Enhanced expression of surfactant protein mRNAs has been observed in acute hyperoxic lung injury. We wondered whether similar changes in surfactant protein expression occurred during repair of injury leading to pulmonary fibrosis. We used the butylated hydroxytoluene (BHT) model of lung injury in the mouse because exposure to 70% oxygen during the period of alveolar reepithelialization results in chronic inflammation and pulmonary fibrosis, while BHT alone causes acute lung injury followed by full recovery. Since BHT is toxic primarily to type I cells, we postulated that surfactant protein-C(SP-C) expression would be altered during repair.

Male BALB/c mice, 6-8 weeks of age, were given BHT 400mg/kg IP or vehicle(corn oil) on d0. Half of each group also received 70% O2 for 5d. Mice were killed on d5, d10, d14, d21, and d42; there were 6 mice per time point per group. The right lung lobes were snap-frozen in liquid nitrogen for RNA analysis and the left lobes were inflated with 4% paraformaldehyde at 20cm H20 and fixed overnight. For histological analysis, specimens from 24h, 48h, and 6 months were also examined. Lung sections were stained with an anti-pro-SP-C antibody to identify type II cells. SP-C mRNA levels increased by d14, peaked by d21, and normalized by d42 after BHT/O2 (2.5-fold over air controls). SP-C mRNA levels were suppressed on d5 after BHT/air, then increased to 2-fold over air controls on d10, and normalized by d21. 70% O2 did not significantly change SP-C mRNA levels. Immunohistochemistry revealed altered type II cell morphology during the early repair phase after either BHT/O2 or BHT/air. After BHT/O2, there was subsequently a diffuse increase in type II cell density on d14 and d21; after BHT/air, foci of increased type II cell density were observed on d10 and d14. Type II cell density subsequently normalized in both groups.

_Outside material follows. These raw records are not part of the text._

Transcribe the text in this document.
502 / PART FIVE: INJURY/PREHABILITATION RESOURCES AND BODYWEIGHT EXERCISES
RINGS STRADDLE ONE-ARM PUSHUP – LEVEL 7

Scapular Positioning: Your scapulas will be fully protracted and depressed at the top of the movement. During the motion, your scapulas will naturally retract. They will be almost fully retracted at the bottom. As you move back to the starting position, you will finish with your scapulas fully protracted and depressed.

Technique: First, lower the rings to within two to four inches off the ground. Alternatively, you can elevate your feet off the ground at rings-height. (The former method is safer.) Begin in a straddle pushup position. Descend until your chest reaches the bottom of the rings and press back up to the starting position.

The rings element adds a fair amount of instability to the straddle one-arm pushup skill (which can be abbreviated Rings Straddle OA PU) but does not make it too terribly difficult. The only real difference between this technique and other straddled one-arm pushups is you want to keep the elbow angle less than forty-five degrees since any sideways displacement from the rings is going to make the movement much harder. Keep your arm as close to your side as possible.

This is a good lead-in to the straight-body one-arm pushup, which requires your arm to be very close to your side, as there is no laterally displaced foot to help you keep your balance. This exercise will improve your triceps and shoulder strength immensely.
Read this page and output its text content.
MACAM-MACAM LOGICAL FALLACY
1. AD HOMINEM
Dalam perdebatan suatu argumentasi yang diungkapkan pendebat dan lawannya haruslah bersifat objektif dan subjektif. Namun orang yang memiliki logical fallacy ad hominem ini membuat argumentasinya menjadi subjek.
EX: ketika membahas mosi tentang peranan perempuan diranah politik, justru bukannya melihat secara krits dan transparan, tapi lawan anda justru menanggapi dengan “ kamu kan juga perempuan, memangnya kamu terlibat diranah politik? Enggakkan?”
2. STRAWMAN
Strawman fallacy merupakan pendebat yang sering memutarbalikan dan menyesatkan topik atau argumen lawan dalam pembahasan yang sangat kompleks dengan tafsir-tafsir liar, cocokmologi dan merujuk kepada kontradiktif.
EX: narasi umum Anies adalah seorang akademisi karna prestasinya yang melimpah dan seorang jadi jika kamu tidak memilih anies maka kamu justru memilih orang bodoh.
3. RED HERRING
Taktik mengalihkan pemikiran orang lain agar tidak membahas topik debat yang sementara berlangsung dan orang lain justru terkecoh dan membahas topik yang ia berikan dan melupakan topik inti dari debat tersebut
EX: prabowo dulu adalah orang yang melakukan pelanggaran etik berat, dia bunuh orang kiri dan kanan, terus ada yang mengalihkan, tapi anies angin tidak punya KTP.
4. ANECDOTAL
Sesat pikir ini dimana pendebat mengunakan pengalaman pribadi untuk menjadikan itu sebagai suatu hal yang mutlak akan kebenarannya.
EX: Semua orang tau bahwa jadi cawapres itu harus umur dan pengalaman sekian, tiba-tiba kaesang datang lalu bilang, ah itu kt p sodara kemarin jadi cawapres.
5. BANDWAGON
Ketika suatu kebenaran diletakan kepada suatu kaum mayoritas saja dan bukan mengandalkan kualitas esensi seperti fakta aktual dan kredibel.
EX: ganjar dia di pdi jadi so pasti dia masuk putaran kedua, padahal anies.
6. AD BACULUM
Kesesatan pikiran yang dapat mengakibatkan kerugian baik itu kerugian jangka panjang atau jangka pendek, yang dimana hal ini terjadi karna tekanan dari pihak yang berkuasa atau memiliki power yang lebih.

We conclude that SP-C expression is increased after injury with either BHT/O2 or BHT/air, but that the increase is more pronounced and persistent when associated with pulmonary fibrosis. We speculate that this increased expression is due in part to increased numbers of type II cells resulting from the response to injury, and as remodeling ensues, the decrease in SP-C expression and type II cell number may be due to a type II to type I transition.